I still think about that moment when we finally sat down together — bowls steaming, parmesan snowing over everything, red wine poured without asking. There was coffee after, then a little amaro (bitter but kind of perfect), and some mystery gelato that Marta wouldn’t explain. The light outside had faded by then but nobody seemed in a hurry to leave. Maybe that’s just how Bologna works — or maybe it was the pasta talking. Either way, I left with flour under my nails and recipes in my inbox.
The class lasts about three hours from start to finish.
Yes, you’ll enjoy your handmade tagliatelle with ragù plus local wine during the class.
No—the ragù is homemade by your hosts ahead of time due to time limits.
No—this experience isn’t suitable for vegetarians, vegans or those needing gluten-free meals.
You’ll try Pignoletto wine, a Casoni spritz cocktail, Sangiovese red wine, coffee and amaro.
Yes—public transport options are close to the meeting point for easy access.

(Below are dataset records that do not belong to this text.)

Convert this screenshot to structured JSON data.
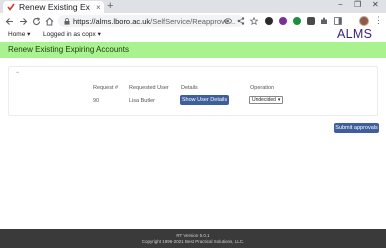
{
  "browser": {
    "tab_title": "Renew Existing Ex",
    "tab_close": "×",
    "new_tab": "+",
    "window_minimize": "−",
    "window_maximize": "❐",
    "window_close": "✕",
    "url_host": "https://alms.lboro.ac.uk",
    "url_path": "/SelfService/Reapprove..."
  },
  "app": {
    "nav": {
      "home": "Home ▾",
      "logged_in": "Logged in as copx ▾"
    },
    "brand": "ALMS",
    "page_title": "Renew Existing Expiring Accounts",
    "collapse_icon": "⌃",
    "table": {
      "headers": [
        "Request #",
        "Requested User",
        "Details",
        "Operation"
      ],
      "rows": [
        {
          "request_no": "90",
          "requested_user": "Lisa Butler",
          "details_button": "Show User Details",
          "operation": "Undecided"
        }
      ]
    },
    "submit_button": "Submit approvals",
    "footer": {
      "line1": "RT Version 5.0.1",
      "line2": "Copyright 1996-2021 Best Practical Solutions, LLC."
    }
  },
  "colors": {
    "banner": "#a8f28f",
    "brand": "#3b1f7a",
    "button": "#3f5f9c",
    "footer": "#3a3a3a"
  }
}
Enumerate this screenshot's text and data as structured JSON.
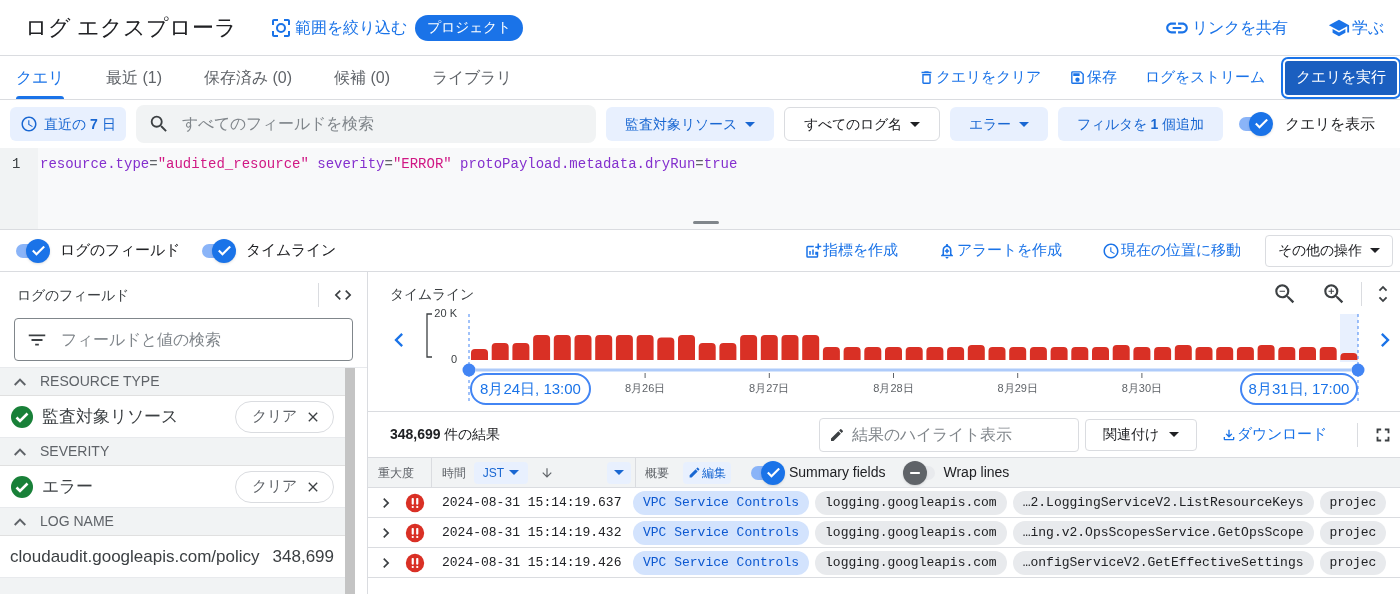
{
  "header": {
    "title": "ログ エクスプローラ",
    "scope_button": "範囲を絞り込む",
    "scope_chip": "プロジェクト",
    "share_link": "リンクを共有",
    "learn": "学ぶ"
  },
  "tabs": [
    {
      "label": "クエリ",
      "selected": true
    },
    {
      "label": "最近 (1)",
      "selected": false
    },
    {
      "label": "保存済み (0)",
      "selected": false
    },
    {
      "label": "候補 (0)",
      "selected": false
    },
    {
      "label": "ライブラリ",
      "selected": false
    }
  ],
  "query_actions": [
    {
      "kind": "clear",
      "label": "クエリをクリア"
    },
    {
      "kind": "save",
      "label": "保存"
    },
    {
      "kind": "stream",
      "label": "ログをストリーム"
    },
    {
      "kind": "run",
      "label": "クエリを実行"
    }
  ],
  "filters": {
    "time_range": "直近の **7** 日",
    "search_placeholder": "すべてのフィールドを検索",
    "chips": [
      {
        "kind": "active",
        "label": "監査対象リソース",
        "dropdown": true
      },
      {
        "kind": "outline",
        "label": "すべてのログ名",
        "dropdown": true
      },
      {
        "kind": "active",
        "label": "エラー",
        "dropdown": true
      },
      {
        "kind": "active",
        "label": "フィルタを **1** 個追加",
        "dropdown": false
      }
    ],
    "show_query": {
      "label": "クエリを表示",
      "on": true
    }
  },
  "editor": {
    "line_number": "1",
    "tokens": [
      {
        "kind": "key",
        "text": "resource.type"
      },
      {
        "kind": "op",
        "text": "="
      },
      {
        "kind": "string",
        "text": "\"audited_resource\""
      },
      {
        "kind": "key",
        "text": " severity"
      },
      {
        "kind": "op",
        "text": "="
      },
      {
        "kind": "string",
        "text": "\"ERROR\""
      },
      {
        "kind": "key",
        "text": " protoPayload.metadata.dryRun"
      },
      {
        "kind": "op",
        "text": "="
      },
      {
        "kind": "key",
        "text": "true"
      }
    ]
  },
  "view_toggles": [
    {
      "label": "ログのフィールド",
      "on": true
    },
    {
      "label": "タイムライン",
      "on": true
    }
  ],
  "view_actions": [
    {
      "kind": "metric",
      "label": "指標を作成"
    },
    {
      "kind": "alert",
      "label": "アラートを作成"
    },
    {
      "kind": "now",
      "label": "現在の位置に移動"
    },
    {
      "kind": "more",
      "label": "その他の操作"
    }
  ],
  "fields_panel": {
    "title": "ログのフィールド",
    "search_placeholder": "フィールドと値の検索",
    "sections": [
      {
        "heading": "RESOURCE TYPE",
        "expanded": true,
        "items": [
          {
            "label": "監査対象リソース",
            "selected": true,
            "clear": "クリア"
          }
        ]
      },
      {
        "heading": "SEVERITY",
        "expanded": true,
        "items": [
          {
            "label": "エラー",
            "selected": true,
            "clear": "クリア"
          }
        ]
      },
      {
        "heading": "LOG NAME",
        "expanded": true,
        "items": [
          {
            "label": "cloudaudit.googleapis.com/policy",
            "selected": false,
            "count": "348,699"
          }
        ]
      }
    ]
  },
  "timeline": {
    "title": "タイムライン",
    "range_start": "8月24日, 13:00",
    "range_end": "8月31日, 17:00",
    "y_labels": [
      "20 K",
      "0"
    ],
    "date_labels": [
      "8月26日",
      "8月27日",
      "8月28日",
      "8月29日",
      "8月30日"
    ]
  },
  "results": {
    "count": "**348,699** 件の結果",
    "highlight_placeholder": "結果のハイライト表示",
    "correlate": "関連付け",
    "download": "ダウンロード"
  },
  "table": {
    "severity_header": "重大度",
    "time_header": "時間",
    "timezone": "JST",
    "summary_header": "概要",
    "edit": "編集",
    "toggles": [
      {
        "label": "Summary fields",
        "on": true
      },
      {
        "label": "Wrap lines",
        "on": false
      }
    ],
    "rows": [
      {
        "kind": "error",
        "time": "2024-08-31 15:14:19.637",
        "chips": [
          {
            "kind": "service",
            "text": "VPC Service Controls"
          },
          {
            "kind": "plain",
            "text": "logging.googleapis.com"
          },
          {
            "kind": "plain",
            "text": "…2.LoggingServiceV2.ListResourceKeys"
          },
          {
            "kind": "plain",
            "text": "projec"
          }
        ]
      },
      {
        "kind": "error",
        "time": "2024-08-31 15:14:19.432",
        "chips": [
          {
            "kind": "service",
            "text": "VPC Service Controls"
          },
          {
            "kind": "plain",
            "text": "logging.googleapis.com"
          },
          {
            "kind": "plain",
            "text": "…ing.v2.OpsScopesService.GetOpsScope"
          },
          {
            "kind": "plain",
            "text": "projec"
          }
        ]
      },
      {
        "kind": "error",
        "time": "2024-08-31 15:14:19.426",
        "chips": [
          {
            "kind": "service",
            "text": "VPC Service Controls"
          },
          {
            "kind": "plain",
            "text": "logging.googleapis.com"
          },
          {
            "kind": "plain",
            "text": "…onfigServiceV2.GetEffectiveSettings"
          },
          {
            "kind": "plain",
            "text": "projec"
          }
        ]
      }
    ]
  }
}
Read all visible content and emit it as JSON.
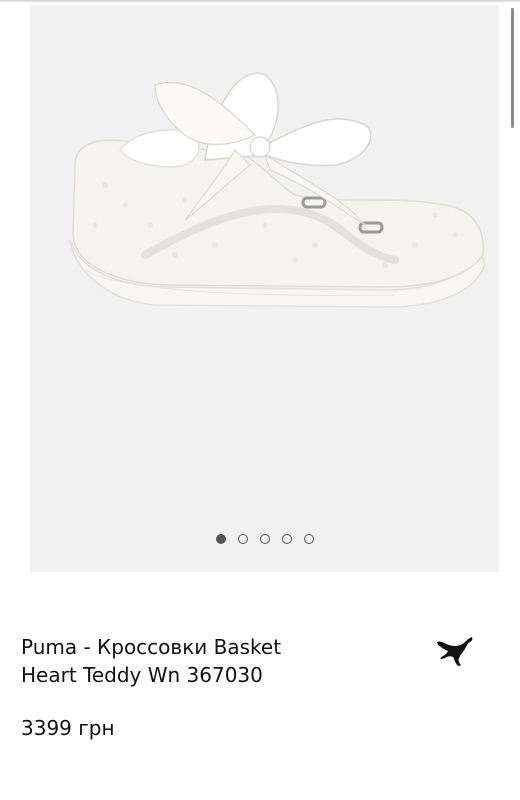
{
  "product": {
    "title_line1": "Puma - Кроссовки Basket",
    "title_line2": "Heart Teddy Wn 367030",
    "price": "3399 грн",
    "brand_logo_icon": "puma-cat-icon"
  },
  "gallery": {
    "image_icon": "white-sneaker-image",
    "dots_count": 5,
    "active_dot": 1,
    "background_color": "#f1f1f1"
  }
}
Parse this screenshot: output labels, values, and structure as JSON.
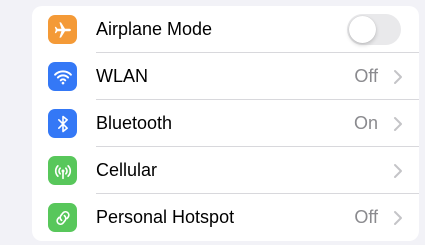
{
  "colors": {
    "airplane": "#f49a37",
    "wlan": "#3478f6",
    "bluetooth": "#3478f6",
    "cellular": "#58c75b",
    "hotspot": "#58c75b",
    "value_text": "#8a8a8e",
    "toggle_off": "#e9e9eb"
  },
  "settings": {
    "airplane": {
      "label": "Airplane Mode",
      "icon": "airplane-icon",
      "toggle_on": false
    },
    "wlan": {
      "label": "WLAN",
      "icon": "wifi-icon",
      "value": "Off"
    },
    "bluetooth": {
      "label": "Bluetooth",
      "icon": "bluetooth-icon",
      "value": "On"
    },
    "cellular": {
      "label": "Cellular",
      "icon": "antenna-icon",
      "value": ""
    },
    "hotspot": {
      "label": "Personal Hotspot",
      "icon": "hotspot-link-icon",
      "value": "Off"
    }
  }
}
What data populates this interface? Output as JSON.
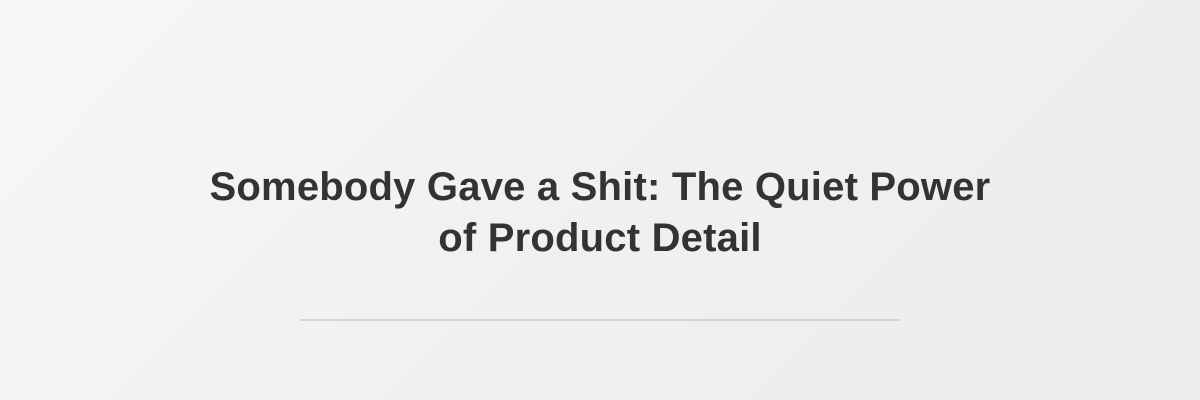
{
  "hero": {
    "title": "Somebody Gave a Shit: The Quiet Power of Product Detail"
  },
  "colors": {
    "background": "#f1f1f1",
    "title_text": "#333333",
    "divider": "#d4d4d4"
  }
}
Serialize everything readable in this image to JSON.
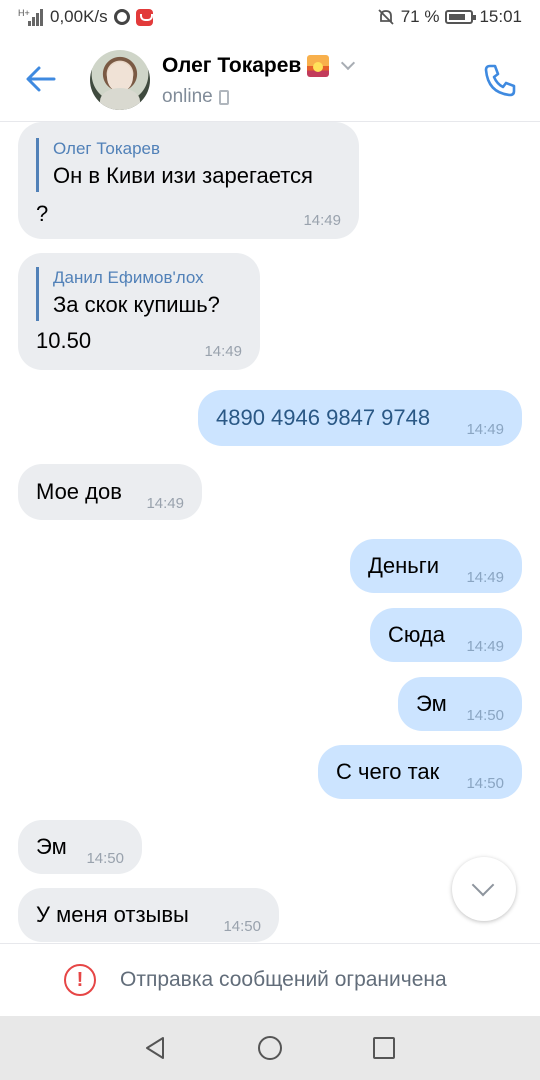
{
  "status_bar": {
    "signal_label": "H+",
    "speed": "0,00K/s",
    "battery": "71 %",
    "time": "15:01"
  },
  "header": {
    "name": "Олег Токарев",
    "status": "online",
    "icons": {
      "back": "arrow-left-icon",
      "call": "phone-icon"
    }
  },
  "messages": [
    {
      "dir": "in",
      "reply_author": "Олег Токарев",
      "reply_text": "Он в Киви изи зарегается",
      "text": "?",
      "time": "14:49"
    },
    {
      "dir": "in",
      "reply_author": "Данил Ефимов'лох",
      "reply_text": "За скок купишь?",
      "text": "10.50",
      "time": "14:49"
    },
    {
      "dir": "out",
      "text": "4890 4946 9847 9748",
      "time": "14:49"
    },
    {
      "dir": "in",
      "text": "Мое дов",
      "time": "14:49"
    },
    {
      "dir": "out",
      "text": "Деньги",
      "time": "14:49"
    },
    {
      "dir": "out",
      "text": "Сюда",
      "time": "14:49"
    },
    {
      "dir": "out",
      "text": "Эм",
      "time": "14:50"
    },
    {
      "dir": "out",
      "text": "С чего так",
      "time": "14:50"
    },
    {
      "dir": "in",
      "text": "Эм",
      "time": "14:50"
    },
    {
      "dir": "in",
      "text": "У меня отзывы",
      "time": "14:50"
    }
  ],
  "restriction": {
    "text": "Отправка сообщений ограничена",
    "icon": "warning-circle-icon",
    "color": "#e64646"
  },
  "colors": {
    "accent": "#5181b8",
    "incoming_bubble": "#ebedf0",
    "outgoing_bubble": "#cce4ff"
  }
}
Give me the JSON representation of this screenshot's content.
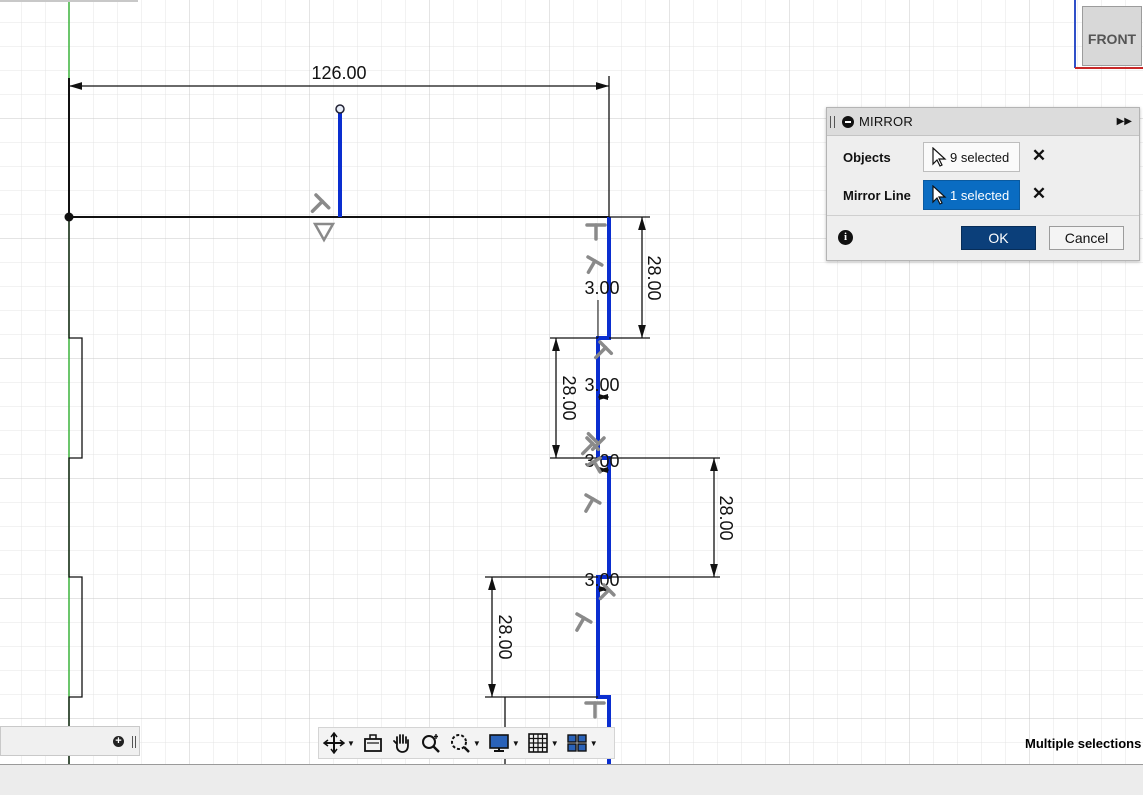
{
  "viewcube": {
    "face_label": "FRONT"
  },
  "sketch": {
    "dimensions": [
      {
        "label": "126.00"
      },
      {
        "label": "28.00"
      },
      {
        "label": "3.00"
      },
      {
        "label": "28.00"
      },
      {
        "label": "3.00"
      },
      {
        "label": "3.00"
      },
      {
        "label": "28.00"
      },
      {
        "label": "3.00"
      },
      {
        "label": "28.00"
      }
    ]
  },
  "mirror_dialog": {
    "title": "MIRROR",
    "objects_label": "Objects",
    "objects_value": "9 selected",
    "mirror_line_label": "Mirror Line",
    "mirror_line_value": "1 selected",
    "ok_label": "OK",
    "cancel_label": "Cancel"
  },
  "nav_toolbar": {
    "icons": [
      "orbit-icon",
      "look-at-icon",
      "pan-icon",
      "zoom-icon",
      "fit-icon",
      "display-icon",
      "grid-icon",
      "viewports-icon"
    ]
  },
  "status": {
    "selection_text": "Multiple selections"
  },
  "colors": {
    "sketch_line": "#0a2ed0",
    "dialog_active": "#0a6cc2",
    "ok_button": "#0b3f7a",
    "axis_green": "#3cb43c"
  }
}
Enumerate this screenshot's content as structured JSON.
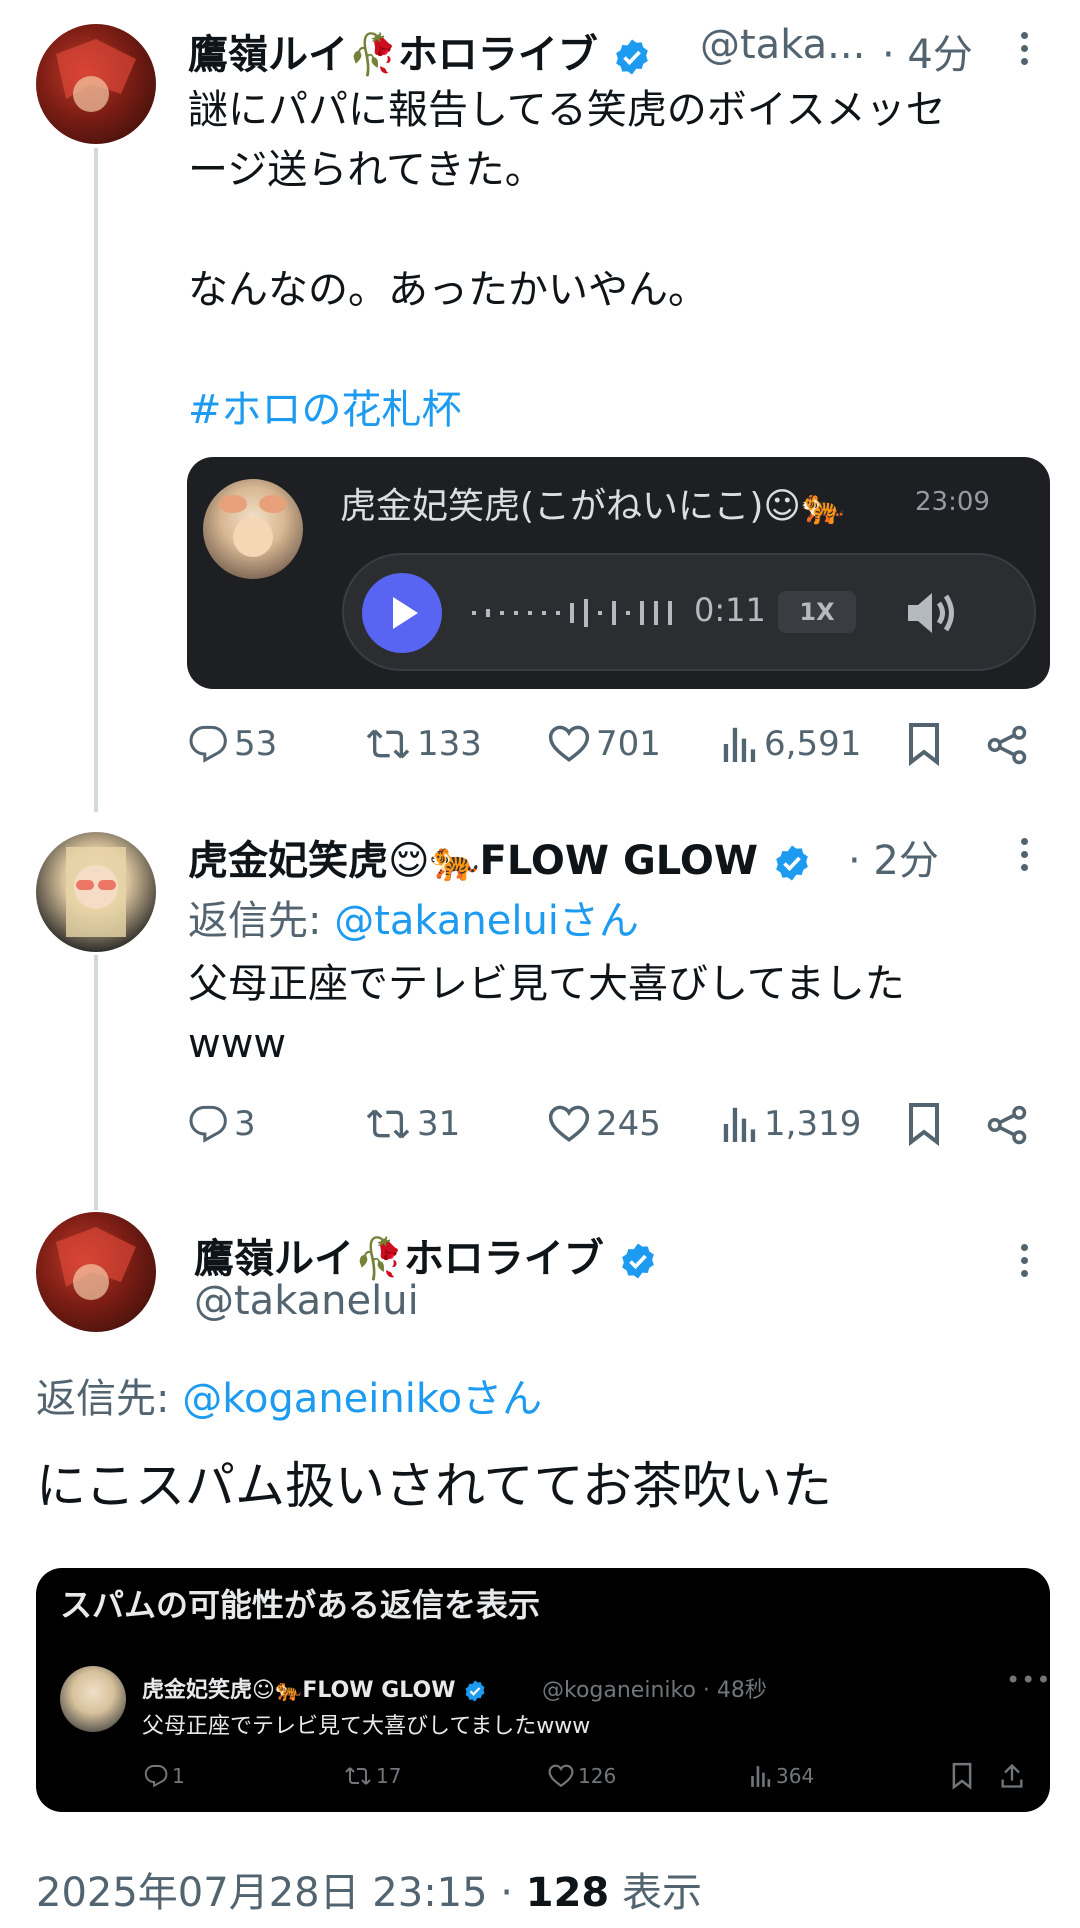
{
  "tweet1": {
    "name": "鷹嶺ルイ",
    "name_suffix": "ホロライブ",
    "handle": "@taka...",
    "time": "· 4分",
    "text_line1": "謎にパパに報告してる笑虎のボイスメッセ",
    "text_line2": "ージ送られてきた。",
    "text_line3": "なんなの。あったかいやん。",
    "hashtag": "#ホロの花札杯",
    "voice": {
      "sender": "虎金妃笑虎(こがねいにこ)☺🐅",
      "time": "23:09",
      "duration": "0:11",
      "speed": "1X"
    },
    "stats": {
      "replies": "53",
      "retweets": "133",
      "likes": "701",
      "views": "6,591"
    }
  },
  "tweet2": {
    "name": "虎金妃笑虎😌🐅FLOW GLOW",
    "time": "· 2分",
    "reply_prefix": "返信先: ",
    "reply_to": "@takaneluiさん",
    "text_line1": "父母正座でテレビ見て大喜びしてました",
    "text_line2": "www",
    "stats": {
      "replies": "3",
      "retweets": "31",
      "likes": "245",
      "views": "1,319"
    }
  },
  "tweet3": {
    "name": "鷹嶺ルイ",
    "name_suffix": "ホロライブ",
    "handle": "@takanelui",
    "reply_prefix": "返信先: ",
    "reply_to": "@koganeinikoさん",
    "text": "にこスパム扱いされててお茶吹いた",
    "embed": {
      "header": "スパムの可能性がある返信を表示",
      "name": "虎金妃笑虎☺🐅FLOW GLOW",
      "handle_time": "@koganeiniko · 48秒",
      "text": "父母正座でテレビ見て大喜びしてましたwww",
      "stats": {
        "replies": "1",
        "retweets": "17",
        "likes": "126",
        "views": "364"
      }
    },
    "timestamp": "2025年07月28日 23:15 · ",
    "views_count": "128",
    "views_label": " 表示"
  },
  "colors": {
    "link": "#1d9bf0",
    "verified": "#1d9bf0",
    "secondary": "#536471",
    "voice_bg": "#1e1f22",
    "play_button": "#5865f2"
  }
}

Yes—recipes can be emailed to you as PDFs upon request after your class.
Your day includes welcome aperitivo with mortadella and crescenta plus Pignoletto wine; hands-on tagliatelle making using local ingredients; a house-made ragù meal paired with Sangiovese red wine; Casoni spritz cocktail lesson; local coffee and amaro; plus a surprise gelato dessert before heading home—with all recipes available by email if you want them later.